What should be included in the employee loan agreement?

The employee loan agreement should include the following:

1. Loan amount: The total amount of money borrowed should be stated clearly in the agreement.

2. Interest rate: As mentioned earlier, employers are not allowed to charge interest on loans given to employees. However, if you are borrowing from a bank or other financial institution, the interest rate should be specified in the agreement.

3. Repayment terms: The agreement should specify the repayment terms, including the number of installments, the due dates, and the amount of each installment.

4. Late payment fees: If you fail to pay your loan on time, your employer may charge you a late payment fee. This fee should be specified in the agreement.

5. Security: If the loan amount is significant, your employer may require you to provide collateral. The type of collateral should be stated in the agreement.

6. Default: The agreement should specify what will happen if you default on your loan. This may include legal action or the seizure of collateral.

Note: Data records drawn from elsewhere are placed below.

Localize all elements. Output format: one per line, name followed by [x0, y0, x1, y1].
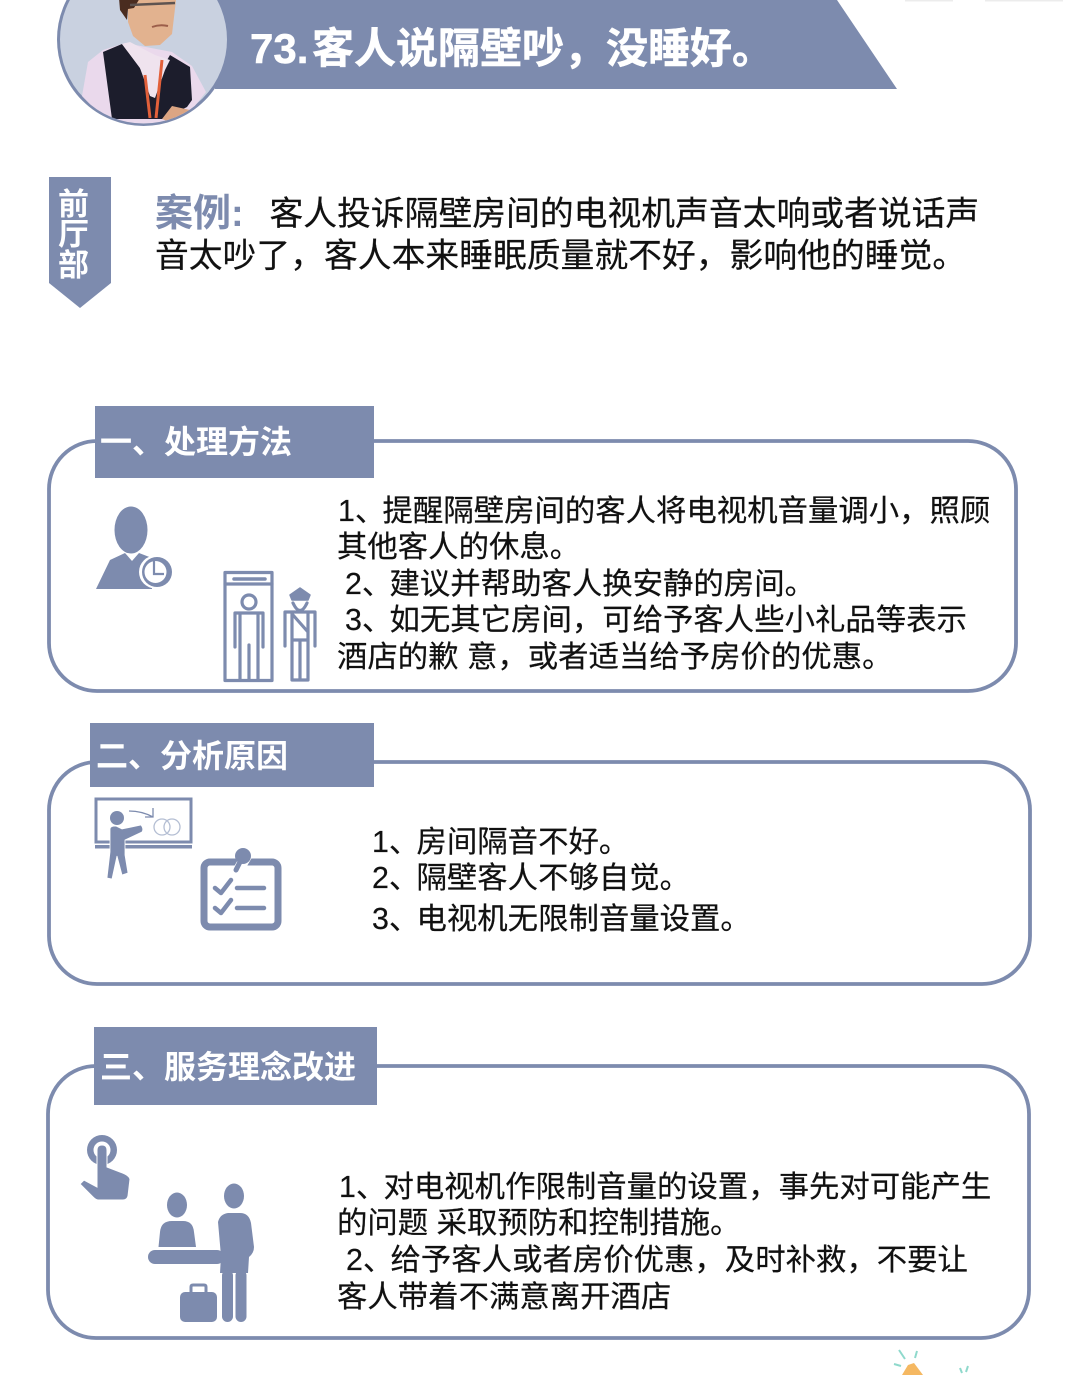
icon: security gate and guard: [225, 572, 315, 680]
panel 3 text: 的问题 采取预防和控制措施。: [337, 1206, 741, 1240]
panel 1 text: 3、: [345, 603, 392, 637]
panel 1 text: 2、: [345, 567, 392, 601]
panel 3 text: 给予客人或者房价优惠，及时补救，不要让: [390, 1243, 968, 1277]
heading tab 3: 三、服务理念改进: [100, 1049, 356, 1085]
title banner: [215, 0, 897, 89]
title text: 客人说隔壁吵，没睡好。: [312, 25, 774, 72]
heading tab 2: [90, 723, 374, 787]
panel 3 text: 1、: [339, 1170, 386, 1204]
heading tab 1: 一、处理方法: [100, 424, 292, 460]
panel 1: handling method: [49, 406, 1016, 691]
panel 1 text: 提醒隔壁房间的客人将电视机音量调小，照顾: [382, 494, 990, 528]
panel 1 text: 如无其它房间，可给予客人些小礼品等表示: [390, 603, 967, 637]
department ribbon: [49, 177, 111, 308]
panel 2 text: 房间隔音不好。: [416, 825, 629, 859]
panel 1 text: 其他客人的休息。: [337, 530, 580, 564]
ribbon label: 部: [58, 248, 89, 283]
panel 2 text: 3、: [372, 902, 419, 936]
panel 2: cause analysis: [49, 723, 1030, 984]
icon: person with clock: [96, 506, 172, 589]
panel 2 text: 隔壁客人不够自觉。: [416, 861, 690, 895]
icon: teacher at whiteboard: [95, 799, 192, 879]
case text: 案例:: [155, 193, 244, 235]
title text: 73.: [250, 25, 308, 72]
panel 2 text: 2、: [372, 861, 419, 895]
portrait photo: [58, 0, 228, 125]
faint watermark top right: [905, 0, 1063, 2]
panel 2 text: 电视机无限制音量设置。: [416, 902, 751, 936]
heading tab 1: [95, 406, 374, 478]
icon: touch hand: [80, 1135, 130, 1200]
panel 3 text: [337, 1170, 991, 1314]
panel 1 text: [337, 494, 990, 674]
panel 3: service improvement: [48, 1027, 1029, 1338]
panel 1 text: 1、: [338, 494, 385, 528]
panel 2 text: 1、: [372, 825, 419, 859]
panel 2 text: [372, 825, 751, 936]
ribbon label: 厅: [58, 217, 89, 252]
icon: reception desk with guest: [148, 1184, 254, 1322]
heading tab 3: [94, 1027, 377, 1105]
ribbon label: 前: [58, 187, 89, 222]
icon: checklist clipboard: [204, 848, 278, 927]
case text: 客人投诉隔壁房间的电视机声音太响或者说话声: [270, 195, 979, 233]
case text: 音太吵了，客人本来睡眠质量就不好，影响他的睡觉。: [155, 237, 966, 275]
panel 3 text: 客人带着不满意离开酒店: [337, 1280, 671, 1314]
panel 3 text: 2、: [346, 1243, 393, 1277]
icon: sparkle decoration: [894, 1350, 968, 1375]
heading tab 2: 二、分析原因: [96, 738, 288, 774]
panel 1 text: 建议并帮助客人换安静的房间。: [390, 567, 815, 601]
case text: [155, 193, 979, 275]
panel 3 text: 对电视机作限制音量的设置，事先对可能产生: [384, 1170, 991, 1204]
panel 1 text: 酒店的歉 意，或者适当给予房价的优惠。: [337, 640, 892, 674]
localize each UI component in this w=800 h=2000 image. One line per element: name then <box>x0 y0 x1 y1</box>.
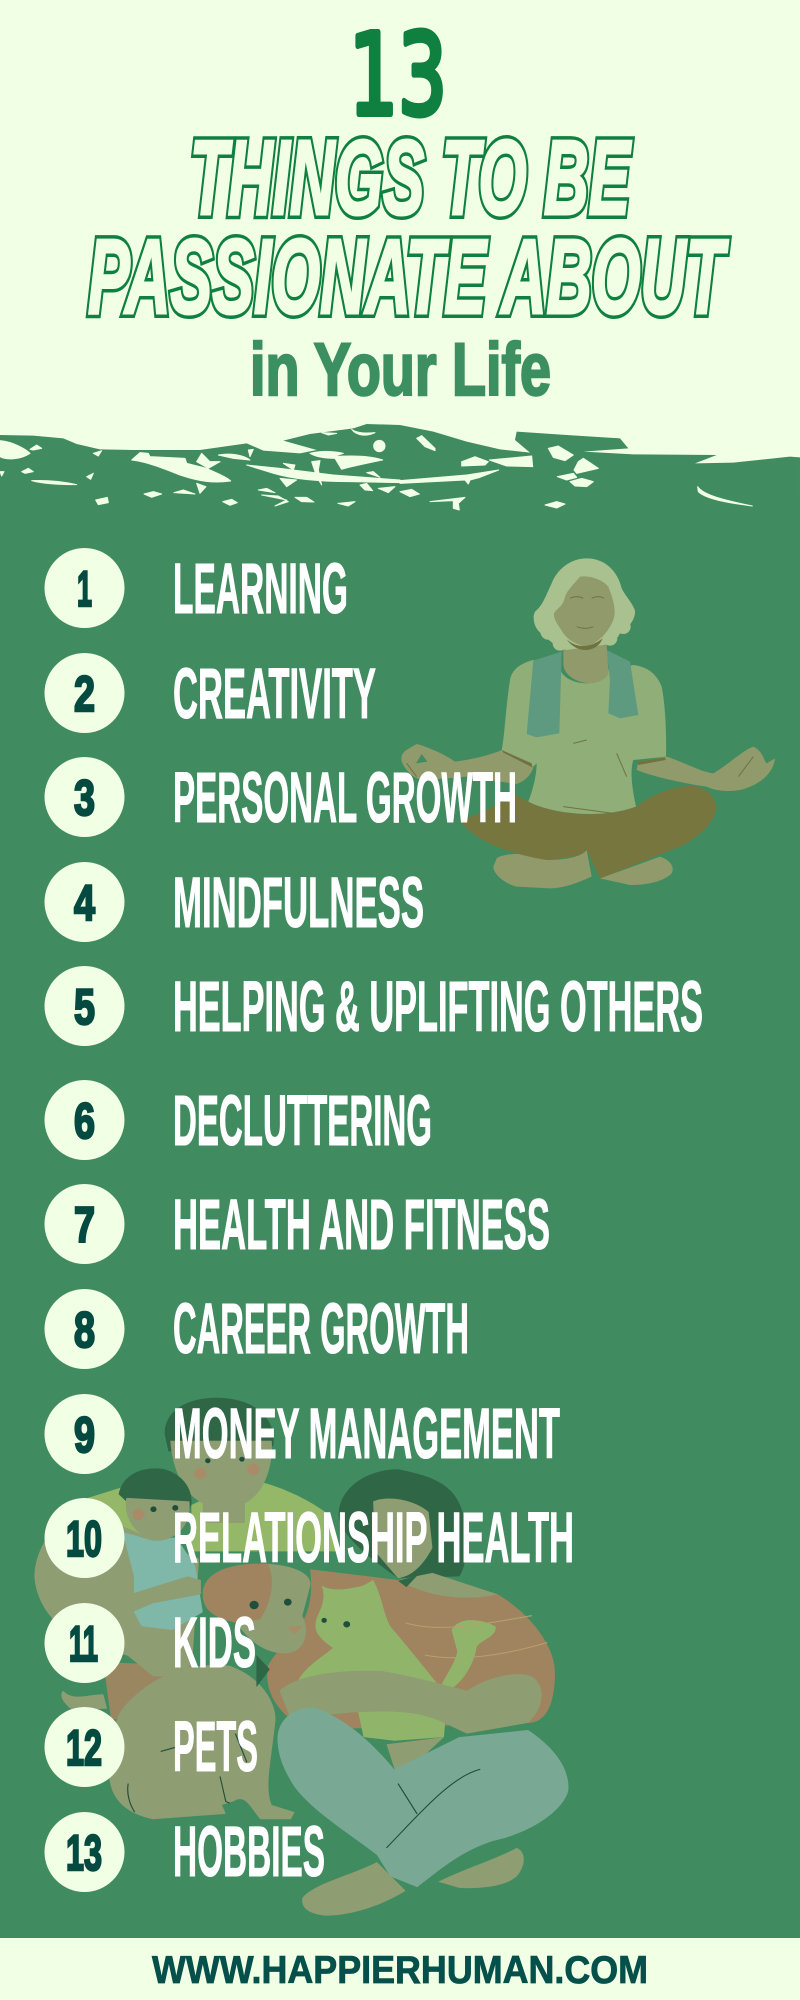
list of 13 passions: LEARNING <box>173 550 348 629</box>
item 11: kids <box>44 1603 256 1683</box>
item 13: hobbies <box>44 1812 325 1892</box>
panel: green list background <box>0 500 800 1938</box>
item 6: decluttering <box>44 1080 432 1161</box>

7. Signatures: Both you and your employer should sign the agreement to indicate that you have read and understood the terms.


An employee loan agreement is an important document that protects both you and your employer. By having a written agreement in place, you can avoid any misunderstandings and ensure that the terms of the loan are clear. If you`re unsure about any of the terms, don`t hesitate to ask questions or seek legal advice. Remember, borrowing money is a serious commitment, so make sure you understand the terms before signing on the dotted line.